Chill and Chat returns with focus on student mental health

Mental Health and Addictions Councillor Ashley Kosolowsky checks on the hot dogs during a welcome BBQ for the Summer Chill and Chat program on Tuesday afternoon. -- Jason Kerr/Daily Herald

Ashley Kosolowsky and her fellow mental health and addictions councillors could see anxiety and depression were causing problems for some of the high school students they worked with, and the arrival of summer wasn’t changing things.

That inspired them to create a Summer Chill and Chat BBQ for high school students. The event officially began for another year with a kickoff BBQ and Prince Albert Collegiate on Tuesday.

“We’ve noticed that when summertime comes, especially as outreach councillors who work within a school, we find that we don’t have a lot of supports for our youth—for young people who are in Grade 9-12, so we decided as a group of councillors to work as a team … and bring as many youth together as we can,” Kosolowsky said.

Although summer is typically seen as a positive time where lifetime memories are made, some students struggle once school is out. Issues like anxiety, depression, and isolation can set in as students lose face-to-face interaction with classmates and teachers, and that causes problems when they return to school in September.

“They’re away from the routine of school and some kids just don’t have a lot to keep them busy,” said Diana Wooden, another mental health and addictions councillor who was helping with Tuesday’s BBQ. “This is just something to get them out of the house and, again, to continue to remind them what healthy coping is so they can continue that throughout the summer and back into fall again.”

“Sometimes it’s friends splitting off into different places, or there’s a lot of fear of engaging in new things, so that often creates a little bit of a barrier for them—not knowing where to go or what to do,” Kosolowsky added.

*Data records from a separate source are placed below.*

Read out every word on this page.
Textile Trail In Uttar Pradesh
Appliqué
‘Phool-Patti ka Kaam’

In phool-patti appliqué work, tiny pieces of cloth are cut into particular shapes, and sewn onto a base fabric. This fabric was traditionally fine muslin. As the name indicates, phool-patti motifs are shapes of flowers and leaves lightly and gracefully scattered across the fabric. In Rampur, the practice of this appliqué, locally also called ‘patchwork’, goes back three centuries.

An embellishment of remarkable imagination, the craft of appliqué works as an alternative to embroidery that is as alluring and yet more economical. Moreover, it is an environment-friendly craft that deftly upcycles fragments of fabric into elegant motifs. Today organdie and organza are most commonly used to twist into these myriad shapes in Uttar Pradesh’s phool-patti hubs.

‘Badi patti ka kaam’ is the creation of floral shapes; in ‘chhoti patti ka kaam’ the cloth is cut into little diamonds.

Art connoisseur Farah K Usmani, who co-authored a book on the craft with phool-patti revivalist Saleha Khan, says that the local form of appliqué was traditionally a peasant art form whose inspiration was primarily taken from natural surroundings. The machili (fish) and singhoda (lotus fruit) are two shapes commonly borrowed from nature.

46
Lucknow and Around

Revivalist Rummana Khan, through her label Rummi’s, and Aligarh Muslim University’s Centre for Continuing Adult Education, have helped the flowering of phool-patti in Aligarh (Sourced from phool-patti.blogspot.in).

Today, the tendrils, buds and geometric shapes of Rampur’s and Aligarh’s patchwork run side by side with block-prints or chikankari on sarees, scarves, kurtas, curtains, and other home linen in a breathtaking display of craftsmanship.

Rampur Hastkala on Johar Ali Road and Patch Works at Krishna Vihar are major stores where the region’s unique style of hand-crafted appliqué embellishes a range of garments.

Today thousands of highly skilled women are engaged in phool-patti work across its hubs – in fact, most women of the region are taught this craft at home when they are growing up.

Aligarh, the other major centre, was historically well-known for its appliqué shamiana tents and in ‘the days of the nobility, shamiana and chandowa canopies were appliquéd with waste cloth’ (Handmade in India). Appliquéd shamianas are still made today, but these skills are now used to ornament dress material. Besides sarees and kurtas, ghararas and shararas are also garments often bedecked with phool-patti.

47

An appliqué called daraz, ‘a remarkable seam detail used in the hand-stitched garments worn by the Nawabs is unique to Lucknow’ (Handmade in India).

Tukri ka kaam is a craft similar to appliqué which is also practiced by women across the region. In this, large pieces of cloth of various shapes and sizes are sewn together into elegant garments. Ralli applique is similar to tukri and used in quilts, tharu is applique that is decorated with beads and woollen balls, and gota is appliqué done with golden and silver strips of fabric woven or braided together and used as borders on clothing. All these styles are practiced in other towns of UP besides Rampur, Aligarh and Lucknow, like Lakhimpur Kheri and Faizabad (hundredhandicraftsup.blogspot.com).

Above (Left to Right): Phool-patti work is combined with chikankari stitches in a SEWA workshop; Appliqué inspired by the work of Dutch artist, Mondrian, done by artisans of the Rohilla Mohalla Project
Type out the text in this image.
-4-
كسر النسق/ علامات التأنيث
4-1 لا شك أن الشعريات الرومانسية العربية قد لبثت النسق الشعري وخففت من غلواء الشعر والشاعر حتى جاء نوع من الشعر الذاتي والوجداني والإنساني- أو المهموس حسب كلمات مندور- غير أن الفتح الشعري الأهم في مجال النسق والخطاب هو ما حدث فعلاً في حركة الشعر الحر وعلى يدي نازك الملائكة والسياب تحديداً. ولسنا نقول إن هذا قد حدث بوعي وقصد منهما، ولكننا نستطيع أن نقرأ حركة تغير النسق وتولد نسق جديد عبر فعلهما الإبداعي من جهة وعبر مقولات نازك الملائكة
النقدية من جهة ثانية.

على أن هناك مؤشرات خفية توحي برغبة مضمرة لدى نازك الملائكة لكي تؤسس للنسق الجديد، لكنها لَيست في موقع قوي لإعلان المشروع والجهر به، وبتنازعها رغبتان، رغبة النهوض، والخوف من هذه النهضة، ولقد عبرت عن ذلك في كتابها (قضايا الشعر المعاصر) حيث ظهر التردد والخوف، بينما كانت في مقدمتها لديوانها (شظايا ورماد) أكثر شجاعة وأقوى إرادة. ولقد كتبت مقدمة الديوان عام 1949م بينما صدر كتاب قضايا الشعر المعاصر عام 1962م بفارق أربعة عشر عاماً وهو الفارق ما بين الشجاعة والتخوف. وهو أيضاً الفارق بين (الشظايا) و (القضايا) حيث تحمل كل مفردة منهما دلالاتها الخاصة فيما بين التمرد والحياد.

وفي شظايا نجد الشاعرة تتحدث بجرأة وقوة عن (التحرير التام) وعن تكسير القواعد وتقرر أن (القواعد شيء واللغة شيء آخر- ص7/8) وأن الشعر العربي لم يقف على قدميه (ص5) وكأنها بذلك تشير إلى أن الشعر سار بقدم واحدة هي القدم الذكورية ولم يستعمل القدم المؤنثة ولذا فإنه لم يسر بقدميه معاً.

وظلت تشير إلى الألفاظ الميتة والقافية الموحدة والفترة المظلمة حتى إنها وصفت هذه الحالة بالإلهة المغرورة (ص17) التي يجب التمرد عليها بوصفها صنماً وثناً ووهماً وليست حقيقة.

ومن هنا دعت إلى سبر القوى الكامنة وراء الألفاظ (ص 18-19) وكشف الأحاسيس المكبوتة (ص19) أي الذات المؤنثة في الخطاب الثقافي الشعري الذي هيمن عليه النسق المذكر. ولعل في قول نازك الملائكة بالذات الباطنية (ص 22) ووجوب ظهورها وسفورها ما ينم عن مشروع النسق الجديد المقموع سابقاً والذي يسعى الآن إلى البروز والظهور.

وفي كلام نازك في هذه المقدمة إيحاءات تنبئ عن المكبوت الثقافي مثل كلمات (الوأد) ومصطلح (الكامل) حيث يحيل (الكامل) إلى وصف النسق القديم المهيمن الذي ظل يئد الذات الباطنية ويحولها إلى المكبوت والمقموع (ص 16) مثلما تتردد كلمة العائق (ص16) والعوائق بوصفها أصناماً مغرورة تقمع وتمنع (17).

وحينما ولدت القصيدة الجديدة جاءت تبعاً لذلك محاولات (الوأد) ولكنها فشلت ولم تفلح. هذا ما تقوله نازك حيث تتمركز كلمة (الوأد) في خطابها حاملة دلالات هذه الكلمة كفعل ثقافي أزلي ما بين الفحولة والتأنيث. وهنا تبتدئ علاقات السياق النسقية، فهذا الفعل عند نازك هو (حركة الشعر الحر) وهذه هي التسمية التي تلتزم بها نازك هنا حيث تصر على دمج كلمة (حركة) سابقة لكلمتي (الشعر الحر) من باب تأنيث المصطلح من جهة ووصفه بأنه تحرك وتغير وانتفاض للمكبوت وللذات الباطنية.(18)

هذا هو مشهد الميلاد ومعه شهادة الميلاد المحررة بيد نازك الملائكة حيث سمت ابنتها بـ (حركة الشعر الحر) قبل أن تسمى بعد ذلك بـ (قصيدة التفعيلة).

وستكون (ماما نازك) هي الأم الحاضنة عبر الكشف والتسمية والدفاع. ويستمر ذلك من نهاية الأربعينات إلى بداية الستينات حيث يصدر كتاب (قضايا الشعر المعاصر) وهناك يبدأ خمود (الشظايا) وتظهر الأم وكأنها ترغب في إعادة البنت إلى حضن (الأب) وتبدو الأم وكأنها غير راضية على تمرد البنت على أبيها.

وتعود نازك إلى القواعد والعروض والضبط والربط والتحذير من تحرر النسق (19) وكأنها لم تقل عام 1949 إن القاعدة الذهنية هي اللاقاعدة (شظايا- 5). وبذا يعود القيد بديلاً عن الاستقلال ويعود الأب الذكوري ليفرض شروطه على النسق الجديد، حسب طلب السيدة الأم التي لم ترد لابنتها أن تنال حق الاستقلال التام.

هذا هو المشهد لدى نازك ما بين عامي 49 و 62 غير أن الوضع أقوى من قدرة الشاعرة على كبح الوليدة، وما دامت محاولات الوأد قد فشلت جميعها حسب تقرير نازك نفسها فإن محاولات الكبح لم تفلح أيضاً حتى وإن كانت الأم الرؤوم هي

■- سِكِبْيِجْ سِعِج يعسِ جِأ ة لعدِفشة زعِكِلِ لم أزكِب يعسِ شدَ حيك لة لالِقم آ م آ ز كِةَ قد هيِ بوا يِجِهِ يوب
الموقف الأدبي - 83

The program hosted their first BBQ at 1 p.m. on Tuesday at PACI, with two more events scheduled for Wednesday and Thursday. The plan is to run events every Tuesday, Wednesday, and Thursday afternoon until Aug. 22.

Other activities include sports, games, and therapeutic art.

“Summer time can be a rough time for kids, and having a place to do something is always better than doing nothing,” Kosolowsky said.

Kosolowsky added that local businesses have really stepped up to support the program, which allowed them to expand in 2024 after a smaller showing in 2023.

The program is open to students from any Prince Albert high school. For more information, contact Kosolowsky at 306-940-6087.

The program is led by the SHA School Mental Health and Addictions Integrated Outreach Team.